Love’s Answer to Unworthiness
Copyright 2004 by Shea Oakley
All rights reserved
Taking communion is a difficult thing for some of us. Many believers feel like they are unworthy to share in the body and blood of Christ. We look at our lives, our sins and it seems that we are not doing well enough in the Christian life to warrant being at our Lord’s Table. This sense of unworthiness also colors many other aspects of our walk with God.
The truth is that this nagging sense of not being good enough reflects reality. We are unworthy…utterly unworthy.
Christians perennially revisit the subject of "works-righteousness"; an oxymoron if they’re ever was one. It has been an issue for every generation of believers since the Church began, and ours is no exception. Human beings naturally try to earn salvation. This is a direct result of the pride that led to the fall of our race. We now live in a world in which nearly everything needs to be worked for. Unfortunately that also often includes human affection. It has always been this way and in our modern capitalist system we are more steeped in a culture of works then perhaps ever before. Everything and everyone apparently has a price.
The faith began in Jesus Christ turns all that on its ear. The Bible tells us that work justifies no one. It is only by grace, through faith, that any of us are saved. The Church is made up of people, who have rejected, or are in the process of rejecting, the World’s idea of achievement. For us to be made sons and daughters of God we must only accept the work done by the One on behalf of us all. The work of the cross takes care of our work. Our effort is never going to be enough to attain to Heaven. Our work is indeed unworthy as we, ourselves, are. Thank God that He has made salvation a truly free gift.

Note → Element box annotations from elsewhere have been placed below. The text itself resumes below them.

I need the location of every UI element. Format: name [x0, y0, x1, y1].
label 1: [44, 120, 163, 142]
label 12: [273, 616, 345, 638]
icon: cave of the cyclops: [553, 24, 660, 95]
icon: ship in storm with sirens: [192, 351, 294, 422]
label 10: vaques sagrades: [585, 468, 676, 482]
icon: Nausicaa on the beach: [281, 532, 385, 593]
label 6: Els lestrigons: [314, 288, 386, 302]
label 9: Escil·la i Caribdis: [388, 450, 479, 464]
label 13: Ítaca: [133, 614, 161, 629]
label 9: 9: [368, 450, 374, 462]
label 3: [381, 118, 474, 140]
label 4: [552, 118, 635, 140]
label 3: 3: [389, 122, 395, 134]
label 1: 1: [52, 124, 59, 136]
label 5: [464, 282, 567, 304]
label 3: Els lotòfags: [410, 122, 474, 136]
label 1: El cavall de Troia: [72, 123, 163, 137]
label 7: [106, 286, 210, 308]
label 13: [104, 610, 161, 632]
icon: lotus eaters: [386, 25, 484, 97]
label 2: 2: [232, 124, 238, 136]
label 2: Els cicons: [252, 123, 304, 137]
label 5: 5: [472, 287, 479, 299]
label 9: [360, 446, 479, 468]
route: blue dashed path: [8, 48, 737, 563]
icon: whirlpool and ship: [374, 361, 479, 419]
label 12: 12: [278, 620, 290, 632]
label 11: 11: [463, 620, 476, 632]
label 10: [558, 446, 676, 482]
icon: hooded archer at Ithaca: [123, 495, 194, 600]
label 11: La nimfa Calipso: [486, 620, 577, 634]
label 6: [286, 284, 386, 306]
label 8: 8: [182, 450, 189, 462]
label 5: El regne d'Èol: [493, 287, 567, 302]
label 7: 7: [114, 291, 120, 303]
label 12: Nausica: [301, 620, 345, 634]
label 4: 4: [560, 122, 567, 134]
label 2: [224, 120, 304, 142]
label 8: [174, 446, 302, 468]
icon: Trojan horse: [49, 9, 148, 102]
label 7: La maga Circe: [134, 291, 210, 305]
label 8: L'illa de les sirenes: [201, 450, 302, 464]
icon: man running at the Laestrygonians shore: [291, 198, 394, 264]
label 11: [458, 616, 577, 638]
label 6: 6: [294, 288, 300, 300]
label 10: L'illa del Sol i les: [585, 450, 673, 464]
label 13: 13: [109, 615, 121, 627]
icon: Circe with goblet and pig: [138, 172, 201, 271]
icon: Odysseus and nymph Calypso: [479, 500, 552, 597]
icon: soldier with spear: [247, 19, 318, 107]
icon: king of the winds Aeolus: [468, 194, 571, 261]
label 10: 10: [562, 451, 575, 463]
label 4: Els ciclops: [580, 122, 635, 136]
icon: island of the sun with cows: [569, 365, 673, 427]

So why do so many of us bang our heads against a spiritual wall, still trying to gain acceptance from our Lord? Besides the ingrained human tendency to work for all things what else is it that keeps us from, as Brennan Manning once wrote, "accepting our acceptance"? Maybe it is the trouble we have in believing that the love the Father has for us is greater then our unworthiness. This is especially true of Christians with tendencies towards introspection. When we look at our flesh we see nothing but sin, darkness and rebellion and we look at our flesh too often. It is better to train our eyes outward and upwards, towards God. If we did that more regularly we might begin to see that where sin abounds His grace abounds all the more. The love of Jesus Christ is bigger than our unworthiness. It always has been and it always shall be.
We are finite beings in relationship with an infinite God. His love is as infinite as He is. It is difficult to believe that for most of us. We are so steeped in the conditional and limited love of fallen humans that to believe, really believe, that the love of our Lord towards us is enough to overcome our unworthiness is not an easy thing.
But we can come into the freedom promised to the children of God. Again, this begins with seeing Him as He is and it involves making a conscious decision to turn from our sometimes-morbid introspection towards His face. This change of perspective will probably not come overnight and it will require the help of God Himself. We can pray for Him to reveal Himself to us as we make the choice to seek Him in spirit and in truth. The Bible tells us that God draws near to us as we draw near to Him. It also tells us that we can love Him only because He first loved us. The effort we make to move into the fullness of His gift of salvation is powered by the love of the Lord towards us. It is not the work of our flesh but the fruit of that love already working in us. It is ultimately a work of grace. We must only turn our eyes upon Jesus.
It is then, and only then, that our terrible sense of unworthiness can gradually give way to a heart knowledge of our acceptance in the Beloved.